Since they’re so danged delicious, why harvest so few? It’s not that I’m worried that pinching more tubers will kill off the floral display or thin out the harvest. It takes a lot more brutality than that to cramp the style of a jerusalem artichoke. It’s the flatulent dinner guests that trouble me. There’s no getting around it: jerusalem artichokes will make you fart. And as a longstanding vegetarian I should know. Baked beans have nothing on it.
Jerusalems (like the completely unrelated globe artichokes) contain a sugar polymer called inulin, which is totally undigestible, making it high in fibre, a handy sweetener for diabetics and a probiotic which feeds the bacteria in your greater intestine. Sounds great, doesn’t it? In the thrall of this glowing nutritional report card, Mother Jones recommends using jerusalems, with its high fibre, high iron, high calorie payload as a substitute for potatoes. A huge bowl of mashed jerusalems – my idea of heaven! But best not consumed before, say, a graduation ceremony, a silent Buddhist retreat or a solo piccolo performance in the Sydney Opera House, since when those friendly bacteria consume inulin they produce enough gas for a live re-enactment of the Hindenberg Disaster.
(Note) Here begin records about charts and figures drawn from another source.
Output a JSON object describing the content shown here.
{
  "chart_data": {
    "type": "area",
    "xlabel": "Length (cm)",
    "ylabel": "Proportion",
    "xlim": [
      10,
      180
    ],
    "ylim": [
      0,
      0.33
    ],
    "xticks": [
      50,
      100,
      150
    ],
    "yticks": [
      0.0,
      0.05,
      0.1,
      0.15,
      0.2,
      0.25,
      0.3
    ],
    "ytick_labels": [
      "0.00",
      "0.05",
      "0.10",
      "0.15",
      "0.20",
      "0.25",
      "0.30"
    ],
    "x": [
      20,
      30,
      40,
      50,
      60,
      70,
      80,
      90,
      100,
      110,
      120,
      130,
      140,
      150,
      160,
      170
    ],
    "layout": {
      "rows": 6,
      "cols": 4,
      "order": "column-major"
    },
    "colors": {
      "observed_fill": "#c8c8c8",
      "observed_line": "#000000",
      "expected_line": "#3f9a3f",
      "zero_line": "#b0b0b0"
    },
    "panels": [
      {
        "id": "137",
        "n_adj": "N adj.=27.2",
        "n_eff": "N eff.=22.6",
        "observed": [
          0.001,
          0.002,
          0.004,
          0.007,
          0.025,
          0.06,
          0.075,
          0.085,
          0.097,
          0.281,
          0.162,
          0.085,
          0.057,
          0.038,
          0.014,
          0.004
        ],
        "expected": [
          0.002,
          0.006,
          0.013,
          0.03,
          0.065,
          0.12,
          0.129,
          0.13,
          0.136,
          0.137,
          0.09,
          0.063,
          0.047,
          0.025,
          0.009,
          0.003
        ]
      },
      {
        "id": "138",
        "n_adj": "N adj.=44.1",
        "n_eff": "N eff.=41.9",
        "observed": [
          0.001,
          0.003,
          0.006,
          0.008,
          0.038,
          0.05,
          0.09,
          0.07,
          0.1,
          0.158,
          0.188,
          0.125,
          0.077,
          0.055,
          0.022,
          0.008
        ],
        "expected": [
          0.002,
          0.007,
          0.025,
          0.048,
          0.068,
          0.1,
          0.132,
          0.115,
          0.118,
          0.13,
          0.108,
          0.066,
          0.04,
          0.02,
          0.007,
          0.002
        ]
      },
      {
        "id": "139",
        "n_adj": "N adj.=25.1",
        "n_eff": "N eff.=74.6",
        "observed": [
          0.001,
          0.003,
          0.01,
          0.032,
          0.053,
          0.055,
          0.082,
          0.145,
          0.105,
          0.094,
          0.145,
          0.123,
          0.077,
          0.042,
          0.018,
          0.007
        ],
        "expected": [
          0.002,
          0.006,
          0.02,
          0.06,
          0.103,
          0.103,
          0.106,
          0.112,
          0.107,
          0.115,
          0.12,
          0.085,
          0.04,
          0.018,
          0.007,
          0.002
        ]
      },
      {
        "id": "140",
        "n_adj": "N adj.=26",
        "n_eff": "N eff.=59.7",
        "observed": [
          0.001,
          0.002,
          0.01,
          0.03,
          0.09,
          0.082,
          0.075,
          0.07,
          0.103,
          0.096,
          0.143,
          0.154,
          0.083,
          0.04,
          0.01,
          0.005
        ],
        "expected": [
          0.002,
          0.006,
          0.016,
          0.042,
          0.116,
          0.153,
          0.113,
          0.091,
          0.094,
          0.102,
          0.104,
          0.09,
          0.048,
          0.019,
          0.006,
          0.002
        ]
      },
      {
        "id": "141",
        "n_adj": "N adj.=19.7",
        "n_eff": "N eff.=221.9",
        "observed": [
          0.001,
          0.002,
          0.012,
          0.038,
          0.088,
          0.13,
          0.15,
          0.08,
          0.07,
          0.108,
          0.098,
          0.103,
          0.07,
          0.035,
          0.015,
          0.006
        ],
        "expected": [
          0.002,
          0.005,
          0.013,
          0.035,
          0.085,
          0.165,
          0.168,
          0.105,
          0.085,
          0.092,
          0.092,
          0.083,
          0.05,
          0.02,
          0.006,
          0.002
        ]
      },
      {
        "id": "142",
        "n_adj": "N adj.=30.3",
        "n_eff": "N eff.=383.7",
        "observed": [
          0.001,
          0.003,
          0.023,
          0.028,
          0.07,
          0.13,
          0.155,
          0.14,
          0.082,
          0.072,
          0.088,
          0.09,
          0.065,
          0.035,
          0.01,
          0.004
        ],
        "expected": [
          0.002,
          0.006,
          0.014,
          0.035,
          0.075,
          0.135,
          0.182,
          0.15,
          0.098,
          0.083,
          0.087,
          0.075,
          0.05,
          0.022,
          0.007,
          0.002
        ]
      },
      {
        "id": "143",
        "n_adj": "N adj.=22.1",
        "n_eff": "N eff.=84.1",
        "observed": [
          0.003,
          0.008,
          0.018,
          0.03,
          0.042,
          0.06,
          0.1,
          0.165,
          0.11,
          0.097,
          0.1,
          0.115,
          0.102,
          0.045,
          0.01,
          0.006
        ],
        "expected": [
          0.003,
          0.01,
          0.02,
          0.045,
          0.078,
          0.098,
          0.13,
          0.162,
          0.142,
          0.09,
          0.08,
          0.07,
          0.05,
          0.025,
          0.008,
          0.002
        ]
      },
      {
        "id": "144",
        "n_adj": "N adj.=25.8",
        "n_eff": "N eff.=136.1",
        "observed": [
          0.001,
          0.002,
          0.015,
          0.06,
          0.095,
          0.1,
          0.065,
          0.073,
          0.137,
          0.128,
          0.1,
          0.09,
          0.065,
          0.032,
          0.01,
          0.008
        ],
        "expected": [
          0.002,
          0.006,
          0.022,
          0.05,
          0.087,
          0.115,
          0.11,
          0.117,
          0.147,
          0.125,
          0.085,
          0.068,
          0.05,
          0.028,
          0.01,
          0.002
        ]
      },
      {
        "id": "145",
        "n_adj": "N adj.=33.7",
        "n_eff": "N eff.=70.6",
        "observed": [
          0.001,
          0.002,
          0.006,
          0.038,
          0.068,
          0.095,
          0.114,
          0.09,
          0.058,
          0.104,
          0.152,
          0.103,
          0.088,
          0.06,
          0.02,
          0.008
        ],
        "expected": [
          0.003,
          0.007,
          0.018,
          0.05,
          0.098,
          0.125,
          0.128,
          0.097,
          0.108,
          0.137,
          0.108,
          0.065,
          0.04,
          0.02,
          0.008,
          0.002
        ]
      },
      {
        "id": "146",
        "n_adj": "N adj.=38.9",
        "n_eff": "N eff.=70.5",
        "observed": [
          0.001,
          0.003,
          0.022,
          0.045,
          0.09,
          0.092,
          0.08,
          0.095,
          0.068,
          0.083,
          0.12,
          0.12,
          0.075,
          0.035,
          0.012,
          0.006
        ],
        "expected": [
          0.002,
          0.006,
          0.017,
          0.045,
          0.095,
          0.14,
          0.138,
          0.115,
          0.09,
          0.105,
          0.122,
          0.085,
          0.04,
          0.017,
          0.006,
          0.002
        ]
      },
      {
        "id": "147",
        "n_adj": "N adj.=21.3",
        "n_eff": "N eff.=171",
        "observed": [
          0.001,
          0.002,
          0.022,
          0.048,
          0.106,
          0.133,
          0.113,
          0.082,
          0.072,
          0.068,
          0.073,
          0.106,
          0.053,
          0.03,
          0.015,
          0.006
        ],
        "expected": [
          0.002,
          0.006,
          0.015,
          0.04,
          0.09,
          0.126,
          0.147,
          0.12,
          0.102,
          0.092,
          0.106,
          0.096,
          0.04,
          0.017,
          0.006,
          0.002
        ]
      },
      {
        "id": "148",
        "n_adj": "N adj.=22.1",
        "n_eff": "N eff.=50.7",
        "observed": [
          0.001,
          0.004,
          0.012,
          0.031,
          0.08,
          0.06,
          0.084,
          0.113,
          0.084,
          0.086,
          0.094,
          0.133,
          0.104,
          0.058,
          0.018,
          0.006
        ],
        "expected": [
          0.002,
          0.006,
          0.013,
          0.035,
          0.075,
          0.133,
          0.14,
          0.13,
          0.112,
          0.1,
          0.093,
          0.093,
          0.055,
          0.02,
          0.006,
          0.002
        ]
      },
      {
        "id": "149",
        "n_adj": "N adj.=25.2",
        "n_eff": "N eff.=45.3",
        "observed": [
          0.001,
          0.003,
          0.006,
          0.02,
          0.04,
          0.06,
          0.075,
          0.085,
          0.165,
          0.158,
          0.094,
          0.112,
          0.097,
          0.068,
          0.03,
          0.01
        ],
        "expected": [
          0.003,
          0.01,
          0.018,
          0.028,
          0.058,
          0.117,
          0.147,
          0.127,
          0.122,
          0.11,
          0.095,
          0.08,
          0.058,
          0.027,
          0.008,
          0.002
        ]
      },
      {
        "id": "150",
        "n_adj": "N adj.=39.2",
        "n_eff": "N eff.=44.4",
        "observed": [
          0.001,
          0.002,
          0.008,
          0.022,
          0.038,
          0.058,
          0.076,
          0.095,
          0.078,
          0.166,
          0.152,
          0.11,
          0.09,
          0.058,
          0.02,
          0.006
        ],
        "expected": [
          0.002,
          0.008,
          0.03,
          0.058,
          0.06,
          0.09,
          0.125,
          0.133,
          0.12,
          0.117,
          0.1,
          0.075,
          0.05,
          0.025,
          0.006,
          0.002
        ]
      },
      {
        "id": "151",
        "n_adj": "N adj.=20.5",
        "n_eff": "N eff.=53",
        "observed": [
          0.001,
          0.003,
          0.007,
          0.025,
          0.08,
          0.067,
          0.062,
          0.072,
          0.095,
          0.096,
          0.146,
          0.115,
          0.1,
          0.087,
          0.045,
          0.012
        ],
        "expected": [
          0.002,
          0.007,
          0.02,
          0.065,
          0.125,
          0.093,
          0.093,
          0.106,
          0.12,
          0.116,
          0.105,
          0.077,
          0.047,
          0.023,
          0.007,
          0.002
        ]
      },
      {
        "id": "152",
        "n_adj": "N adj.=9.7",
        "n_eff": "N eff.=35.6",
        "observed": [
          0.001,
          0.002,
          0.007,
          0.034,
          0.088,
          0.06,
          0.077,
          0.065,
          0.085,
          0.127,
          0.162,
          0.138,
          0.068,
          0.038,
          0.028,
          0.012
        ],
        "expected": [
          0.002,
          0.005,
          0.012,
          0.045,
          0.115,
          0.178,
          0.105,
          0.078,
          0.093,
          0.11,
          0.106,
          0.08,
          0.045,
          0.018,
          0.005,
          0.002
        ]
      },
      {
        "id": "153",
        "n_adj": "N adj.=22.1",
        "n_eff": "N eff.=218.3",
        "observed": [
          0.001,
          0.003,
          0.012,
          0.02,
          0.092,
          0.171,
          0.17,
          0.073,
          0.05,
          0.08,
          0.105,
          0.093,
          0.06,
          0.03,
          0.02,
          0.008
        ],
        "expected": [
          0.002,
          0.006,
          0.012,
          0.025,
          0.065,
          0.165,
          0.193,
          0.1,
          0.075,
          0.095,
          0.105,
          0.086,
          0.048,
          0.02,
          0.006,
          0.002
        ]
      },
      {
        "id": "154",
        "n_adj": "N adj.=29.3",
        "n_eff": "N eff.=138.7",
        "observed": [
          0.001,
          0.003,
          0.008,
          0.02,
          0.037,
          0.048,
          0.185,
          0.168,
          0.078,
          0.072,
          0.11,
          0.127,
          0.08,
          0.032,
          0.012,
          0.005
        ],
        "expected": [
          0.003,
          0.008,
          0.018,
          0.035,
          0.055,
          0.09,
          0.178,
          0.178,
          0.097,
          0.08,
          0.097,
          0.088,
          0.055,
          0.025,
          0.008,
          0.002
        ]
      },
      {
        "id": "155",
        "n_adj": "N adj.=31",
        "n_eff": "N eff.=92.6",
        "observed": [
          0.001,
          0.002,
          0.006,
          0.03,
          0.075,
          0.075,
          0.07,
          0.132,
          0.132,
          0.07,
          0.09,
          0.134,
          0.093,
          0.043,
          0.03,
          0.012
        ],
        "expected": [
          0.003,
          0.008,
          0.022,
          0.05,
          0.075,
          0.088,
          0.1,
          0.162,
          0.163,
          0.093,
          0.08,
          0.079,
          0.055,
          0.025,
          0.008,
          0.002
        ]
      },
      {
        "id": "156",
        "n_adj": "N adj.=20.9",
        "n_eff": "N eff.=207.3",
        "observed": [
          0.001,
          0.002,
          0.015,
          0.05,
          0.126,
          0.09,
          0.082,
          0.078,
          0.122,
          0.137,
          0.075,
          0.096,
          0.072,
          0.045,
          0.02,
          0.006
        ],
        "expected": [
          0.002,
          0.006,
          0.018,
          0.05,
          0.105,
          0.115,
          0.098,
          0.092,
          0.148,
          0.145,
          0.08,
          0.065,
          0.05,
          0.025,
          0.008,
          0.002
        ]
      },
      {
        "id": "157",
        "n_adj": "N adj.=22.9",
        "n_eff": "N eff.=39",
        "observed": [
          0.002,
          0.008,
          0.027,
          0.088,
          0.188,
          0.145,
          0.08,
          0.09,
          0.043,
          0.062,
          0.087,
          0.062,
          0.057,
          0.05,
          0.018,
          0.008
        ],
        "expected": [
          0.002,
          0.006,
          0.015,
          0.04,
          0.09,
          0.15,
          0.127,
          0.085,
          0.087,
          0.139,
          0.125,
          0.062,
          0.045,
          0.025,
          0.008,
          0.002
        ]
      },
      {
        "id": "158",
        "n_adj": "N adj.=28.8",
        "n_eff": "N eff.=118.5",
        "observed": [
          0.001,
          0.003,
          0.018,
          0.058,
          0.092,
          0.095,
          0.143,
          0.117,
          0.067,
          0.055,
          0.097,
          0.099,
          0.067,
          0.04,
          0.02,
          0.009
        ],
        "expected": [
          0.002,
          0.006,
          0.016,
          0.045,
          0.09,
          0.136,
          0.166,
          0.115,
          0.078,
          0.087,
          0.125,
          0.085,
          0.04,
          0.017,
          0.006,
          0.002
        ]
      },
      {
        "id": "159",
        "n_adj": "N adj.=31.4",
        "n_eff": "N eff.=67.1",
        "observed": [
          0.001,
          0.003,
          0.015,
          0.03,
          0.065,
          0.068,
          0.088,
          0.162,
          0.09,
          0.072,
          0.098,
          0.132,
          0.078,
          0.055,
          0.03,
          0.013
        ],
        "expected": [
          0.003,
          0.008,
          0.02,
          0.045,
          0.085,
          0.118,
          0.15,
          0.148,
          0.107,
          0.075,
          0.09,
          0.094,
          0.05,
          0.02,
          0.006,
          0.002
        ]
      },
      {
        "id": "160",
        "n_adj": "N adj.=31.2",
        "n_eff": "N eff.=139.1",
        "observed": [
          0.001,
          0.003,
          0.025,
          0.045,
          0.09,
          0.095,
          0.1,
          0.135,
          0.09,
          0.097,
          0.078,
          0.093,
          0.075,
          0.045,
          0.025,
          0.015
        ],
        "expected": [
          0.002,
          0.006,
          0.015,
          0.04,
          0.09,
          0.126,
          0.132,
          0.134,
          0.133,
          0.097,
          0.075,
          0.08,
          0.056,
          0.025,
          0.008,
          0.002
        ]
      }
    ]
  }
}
I love this vegetable so much I’m not willing to give it up. My other half has worked this out, and now inspects any autumn stew with deep suspicion. I’ve heard rumours about ways of deflating artichokes – slow cooking, long keeping and pickling. I’m not convinced by any of these. In my experience, slowly and gently does it: a diced tuber in a vichyssoise, a handful roasted in the oven, one or two thinly sliced in a stir fry.
And make sure the next day is spent outside, in the fresh air of the garden. Or in the company of artichoke loving friends.